Clopidogrel, independent of the vascular P2Y₁₂ receptor, improves arterial function in small mesenteric arteries from AngII-hypertensive rats

The P2Y₁₂ receptor antagonist clopidogrel blocks platelet aggregation, improves systemic endothelial nitric oxide bioavailability and has anti-inflammatory effects. Since P2Y₁₂ receptors have been identified in the vasculature, we hypothesized that clopidogrel ameliorates AngII (angiotensin II)-induced vascular functional changes by blockade of P2Y₁₂ receptors in the vasculature.
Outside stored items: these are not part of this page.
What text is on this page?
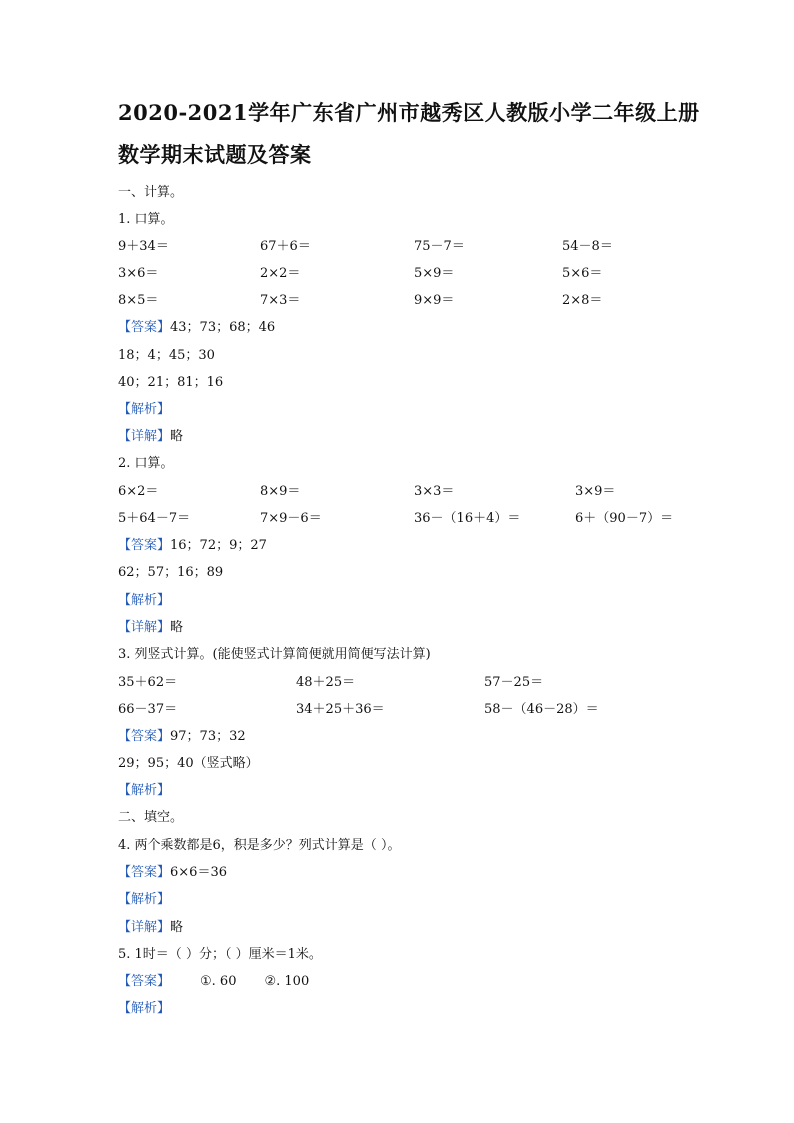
2020-2021学年广东省广州市越秀区人教版小学二年级上册
数学期末试题及答案
一、计算。
1. 口算。
9＋34＝	67＋6＝	75－7＝	54－8＝
3×6＝	2×2＝	5×9＝	5×6＝
8×5＝	7×3＝	9×9＝	2×8＝
【答案】43；73；68；46
18；4；45；30
40；21；81；16
【解析】
【详解】略
2. 口算。
6×2＝	8×9＝	3×3＝	3×9＝
5＋64－7＝	7×9－6＝	36－（16＋4）＝	6＋（90－7）＝
【答案】16；72；9；27
62；57；16；89
【解析】
【详解】略
3. 列竖式计算。(能使竖式计算简便就用简便写法计算)
35＋62＝	48＋25＝	57－25＝
66－37＝	34＋25＋36＝	58－（46－28）＝
【答案】97；73；32
29；95；40（竖式略）
【解析】
二、填空。
4. 两个乘数都是6，积是多少？列式计算是（ ）。
【答案】6×6＝36
【解析】
【详解】略
5. 1时＝（ ）分；（ ）厘米＝1米。
【答案】 ①. 60 ②. 100
【解析】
Male Sprague-Dawley rats were infused with AngII (60 ng/min) or vehicle for 14 days. The animals were treated with clopidogrel (10 mg · kg-1 of body weight · day-1) or vehicle. Vascular reactivity was evaluated in second-order mesenteric arteries. Clopidogrel treatment did not change systolic blood pressure [(mmHg) control-vehicle, 117±7.1 versus control-clopidogrel, 125±4.2; AngII-vehicle, 197±10.7 versus AngII-clopidogrel, 198±5.2], but it normalized increased phenylephrine-induced vascular contractions [(%KCl) vehicle-treated, 182.2±18% versus clopidogrel, 133±14 %), as well as impaired vasodilation to acetylcholine [(%) vehicle-treated, 71.7±2.2 versus clopidogrel, 85.3±2.8) in AngII-treated animals. Vascular expression of P2Y₁₂ receptor was determined by Western blot. Pharmacological characterization of vascular P2Y₁₂ was performed with the P2Y₁₂ agonist 2-MeS-ADP [2-(methylthio) adenosine 5′-trihydrogen diphosphate trisodium]. Although 2-MeS-ADP induced endothelium-dependent relaxation [(Emax %)=71±12 %) as well as contractile vascular responses (Emax %=83±12 %), these actions are not mediated by P2Y₁₂ receptor activation. 2-MeS-ADP produced similar vascular responses in control and AngII rats. These results indicate potential effects of clopidogrel, such as improvement of hypertension-related vascular functional changes that are not associated with direct actions of clopidogrel in the vasculature, supporting the concept that activated platelets contribute to endothelial dysfunction, possibly via impaired nitric oxide bioavailability.